Sene başında Inter'e gelen ve başarılı bir performans sergileyen Sneijder,Eto'o,Lucio, ve Milito'dan Sneijder'e ayrı bir parantez açmak istiyorum.Inter orta sahasına bariz bir yaratıcılık katan Hollanda'lı,Chelsea deplasmanında Eto'o'ya turu getiren pası verdikten sonra bugünde attığı gol ile takımını oyunda tutarak galibiyette gene büyük rol oynadı.Real Madrid'in kendi evinde ki Şampiyonlar Ligi finaline ulaşmak adına kadrosunda düşünmediği bir diğer Hollandalı Robben ve Sneijder'in takımlarının başarılarında etkin birer rol oynayarak finale yakın olmaları oldukça ironik...
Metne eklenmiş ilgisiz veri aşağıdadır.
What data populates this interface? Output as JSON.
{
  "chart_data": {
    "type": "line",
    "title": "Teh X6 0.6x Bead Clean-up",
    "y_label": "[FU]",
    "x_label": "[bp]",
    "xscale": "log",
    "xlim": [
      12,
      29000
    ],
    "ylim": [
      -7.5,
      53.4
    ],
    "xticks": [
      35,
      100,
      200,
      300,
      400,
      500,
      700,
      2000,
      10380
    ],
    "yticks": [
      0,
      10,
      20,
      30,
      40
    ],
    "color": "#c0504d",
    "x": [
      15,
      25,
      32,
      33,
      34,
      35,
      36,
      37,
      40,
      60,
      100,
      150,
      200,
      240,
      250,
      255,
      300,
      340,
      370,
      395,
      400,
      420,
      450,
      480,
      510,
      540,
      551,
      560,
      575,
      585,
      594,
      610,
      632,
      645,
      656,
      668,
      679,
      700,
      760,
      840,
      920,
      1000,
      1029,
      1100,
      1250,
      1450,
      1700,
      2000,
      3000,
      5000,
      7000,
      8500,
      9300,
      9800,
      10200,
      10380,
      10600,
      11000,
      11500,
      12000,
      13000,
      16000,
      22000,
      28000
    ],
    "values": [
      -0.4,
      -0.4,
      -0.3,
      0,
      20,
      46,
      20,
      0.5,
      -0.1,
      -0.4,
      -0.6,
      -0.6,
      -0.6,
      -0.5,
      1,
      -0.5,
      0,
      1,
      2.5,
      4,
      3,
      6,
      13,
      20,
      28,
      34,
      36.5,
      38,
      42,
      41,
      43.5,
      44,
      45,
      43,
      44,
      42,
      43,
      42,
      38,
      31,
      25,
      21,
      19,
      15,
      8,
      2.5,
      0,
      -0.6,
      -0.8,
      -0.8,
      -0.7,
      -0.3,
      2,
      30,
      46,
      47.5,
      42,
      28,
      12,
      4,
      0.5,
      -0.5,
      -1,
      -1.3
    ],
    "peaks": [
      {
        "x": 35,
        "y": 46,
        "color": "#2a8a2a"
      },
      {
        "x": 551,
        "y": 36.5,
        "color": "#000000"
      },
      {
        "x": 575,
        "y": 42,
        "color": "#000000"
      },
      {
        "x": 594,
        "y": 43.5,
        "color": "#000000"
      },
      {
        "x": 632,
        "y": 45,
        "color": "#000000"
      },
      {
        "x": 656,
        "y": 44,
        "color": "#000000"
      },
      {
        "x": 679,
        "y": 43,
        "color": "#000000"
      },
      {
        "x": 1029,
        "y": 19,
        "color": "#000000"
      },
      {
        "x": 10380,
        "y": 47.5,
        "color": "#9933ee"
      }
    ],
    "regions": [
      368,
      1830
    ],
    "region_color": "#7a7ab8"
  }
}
3-1'lik bu skor turun çehresini Inter'e çevirse de tur bitti demek Mourinho için bile erken olur ama turu geçemese dahi Portekizli büyük hoca olduğunu bir kez daha kanıtmıştır bu akşam.Hem Eyjafjallajökull'un yardımını hem de Real'lilerin duasını alan Inter final için oldukça avantajlı,o yüzden şimdi dua sırası Milan'lılarda!